Infrastructure bill ends employee retention credit; includes new cryptoasset reporting

November 8, 2021

David Neuman, JD

On Friday, the U.S. House of Representatives passed H.R. 3684, the “Infrastructure Investment and Jobs Act,” a $1.2 trillion infrastructure bill in a 228-206 vote, sending the legislation to President Joe Biden for his signature.  The bill includes the following tax law changes:

Employee Retention Credit

Prior to the bill, eligible employers could claim the employee retention tax credit for wages paid before January 1, 2022, against applicable employment taxes.
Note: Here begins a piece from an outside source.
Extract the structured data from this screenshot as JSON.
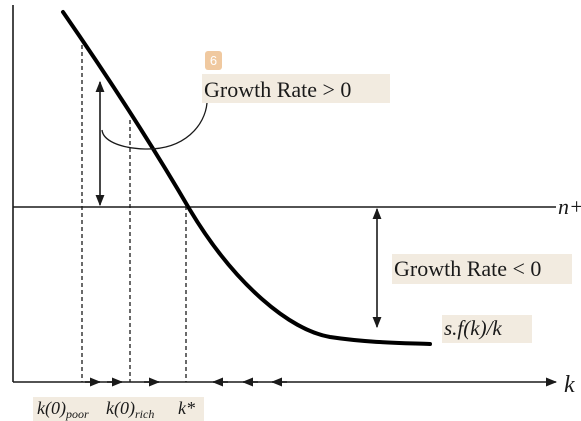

For each calendar quarter in 2021, the amount of the credit is a maximum of $7,000 for each employee. 

As part of the bill, the employee retention credit will be terminated earlier than scheduled by making it applicable only to wages paid before October 1, 2021 (rather than wages paid before January 1, 2022). 

Cryptocurrency Reporting

The bill imposes tighter tax reporting requirements levied on brokers who facilitate cryptocurrency trading, among other types of trading.  Specifically, the bill imposes reporting requirements for “brokers” about crypto transactions for standard items most stock brokers report on investments already – basic data such as price points at purchase and sale, etc.  
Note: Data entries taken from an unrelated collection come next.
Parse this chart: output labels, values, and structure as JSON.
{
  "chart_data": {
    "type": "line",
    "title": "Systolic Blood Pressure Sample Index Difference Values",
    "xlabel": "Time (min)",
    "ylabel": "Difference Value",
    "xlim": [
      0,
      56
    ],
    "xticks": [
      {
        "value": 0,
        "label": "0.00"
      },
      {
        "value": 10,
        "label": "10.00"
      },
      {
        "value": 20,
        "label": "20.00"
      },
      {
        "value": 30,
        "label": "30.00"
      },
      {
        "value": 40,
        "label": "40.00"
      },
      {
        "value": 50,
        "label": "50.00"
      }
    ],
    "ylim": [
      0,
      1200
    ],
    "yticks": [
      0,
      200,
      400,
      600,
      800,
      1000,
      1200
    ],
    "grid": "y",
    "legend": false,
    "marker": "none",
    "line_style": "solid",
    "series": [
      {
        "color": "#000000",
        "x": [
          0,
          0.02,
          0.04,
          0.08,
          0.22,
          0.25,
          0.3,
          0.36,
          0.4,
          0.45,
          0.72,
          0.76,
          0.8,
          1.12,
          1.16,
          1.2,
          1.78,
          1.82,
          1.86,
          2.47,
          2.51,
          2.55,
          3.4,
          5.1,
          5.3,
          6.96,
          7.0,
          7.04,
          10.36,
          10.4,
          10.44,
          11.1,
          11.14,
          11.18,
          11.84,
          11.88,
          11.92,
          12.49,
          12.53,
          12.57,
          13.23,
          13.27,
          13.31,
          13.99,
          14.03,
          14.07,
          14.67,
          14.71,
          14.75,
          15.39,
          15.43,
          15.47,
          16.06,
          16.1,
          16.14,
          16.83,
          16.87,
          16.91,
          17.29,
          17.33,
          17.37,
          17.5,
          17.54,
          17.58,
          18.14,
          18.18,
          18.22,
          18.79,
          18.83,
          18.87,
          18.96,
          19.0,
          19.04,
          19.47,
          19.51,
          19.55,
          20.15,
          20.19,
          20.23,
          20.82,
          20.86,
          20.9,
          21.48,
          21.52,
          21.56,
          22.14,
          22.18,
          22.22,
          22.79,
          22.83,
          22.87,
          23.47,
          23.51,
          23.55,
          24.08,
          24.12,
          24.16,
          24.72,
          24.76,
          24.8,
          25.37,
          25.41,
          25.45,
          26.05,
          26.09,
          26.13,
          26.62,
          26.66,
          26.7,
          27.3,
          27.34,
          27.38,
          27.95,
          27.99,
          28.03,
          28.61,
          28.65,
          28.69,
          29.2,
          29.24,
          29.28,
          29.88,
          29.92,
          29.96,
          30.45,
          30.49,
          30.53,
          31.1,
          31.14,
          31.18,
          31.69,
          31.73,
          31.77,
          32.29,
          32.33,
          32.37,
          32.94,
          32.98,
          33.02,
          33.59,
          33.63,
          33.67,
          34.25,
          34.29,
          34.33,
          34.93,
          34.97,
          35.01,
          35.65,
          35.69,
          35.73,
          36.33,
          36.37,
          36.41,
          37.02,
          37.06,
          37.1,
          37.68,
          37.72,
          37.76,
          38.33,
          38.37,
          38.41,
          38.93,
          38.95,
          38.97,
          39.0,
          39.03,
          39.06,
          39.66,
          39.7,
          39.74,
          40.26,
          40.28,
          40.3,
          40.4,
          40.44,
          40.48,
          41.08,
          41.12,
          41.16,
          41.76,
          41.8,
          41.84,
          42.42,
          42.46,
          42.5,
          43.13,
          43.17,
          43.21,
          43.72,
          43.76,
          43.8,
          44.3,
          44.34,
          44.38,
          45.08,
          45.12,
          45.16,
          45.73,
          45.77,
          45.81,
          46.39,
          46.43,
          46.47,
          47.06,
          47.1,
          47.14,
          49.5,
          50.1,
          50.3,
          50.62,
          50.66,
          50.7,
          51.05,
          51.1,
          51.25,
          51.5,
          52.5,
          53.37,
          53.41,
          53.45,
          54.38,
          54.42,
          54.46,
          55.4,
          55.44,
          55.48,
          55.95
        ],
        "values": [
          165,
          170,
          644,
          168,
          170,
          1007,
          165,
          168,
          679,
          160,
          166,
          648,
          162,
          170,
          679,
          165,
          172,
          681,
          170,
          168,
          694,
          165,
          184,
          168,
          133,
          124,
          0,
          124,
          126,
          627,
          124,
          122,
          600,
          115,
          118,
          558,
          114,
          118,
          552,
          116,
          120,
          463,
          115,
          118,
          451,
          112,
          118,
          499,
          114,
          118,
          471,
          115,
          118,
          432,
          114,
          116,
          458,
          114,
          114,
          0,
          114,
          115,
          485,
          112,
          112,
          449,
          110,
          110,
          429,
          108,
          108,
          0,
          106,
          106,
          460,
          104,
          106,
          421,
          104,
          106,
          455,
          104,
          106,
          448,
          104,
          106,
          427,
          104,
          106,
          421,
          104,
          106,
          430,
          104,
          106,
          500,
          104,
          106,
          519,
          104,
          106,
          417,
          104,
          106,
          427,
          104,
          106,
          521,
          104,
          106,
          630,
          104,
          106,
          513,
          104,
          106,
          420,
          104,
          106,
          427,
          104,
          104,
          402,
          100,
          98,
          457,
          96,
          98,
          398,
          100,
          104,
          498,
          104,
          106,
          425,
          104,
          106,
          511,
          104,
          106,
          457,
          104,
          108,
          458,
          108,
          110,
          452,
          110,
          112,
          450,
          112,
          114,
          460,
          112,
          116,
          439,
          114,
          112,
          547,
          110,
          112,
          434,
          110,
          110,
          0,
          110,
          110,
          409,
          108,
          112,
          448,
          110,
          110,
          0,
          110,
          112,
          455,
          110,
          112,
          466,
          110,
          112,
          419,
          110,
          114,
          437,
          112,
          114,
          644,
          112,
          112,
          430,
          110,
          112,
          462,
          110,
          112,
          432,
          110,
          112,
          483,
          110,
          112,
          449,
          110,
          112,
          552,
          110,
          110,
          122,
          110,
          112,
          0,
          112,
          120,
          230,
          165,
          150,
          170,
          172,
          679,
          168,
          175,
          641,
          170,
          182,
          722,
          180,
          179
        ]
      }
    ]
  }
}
The definition of “broker” is expanded to include anyone who for consideration effectuates “transfers of digital assets on behalf of another person.” For these purposes, “digital asset” is defined as “any digital representation of value which is recorded on a cryptographically secured distributed ledger or any similar technology.”  This means not only would brokers need to report, but also other entities in the crypto value chain, such as developers and crypto miners.

Other Provisions:

Other tax provisions included in the bill include:

  • Extending various highway-related excise taxes (including fuel taxes and heavy vehicle use taxes) as well as certain related exemptions for six years
  • Modifying the automatic extension of certain deadlines in the case of taxpayers affected by federally declared disasters
  • Extending certain Superfund excise taxes through December 31, 2031, and modifying the amount of tax applicable to certain chemicals, generally effective as of July 1, 2022.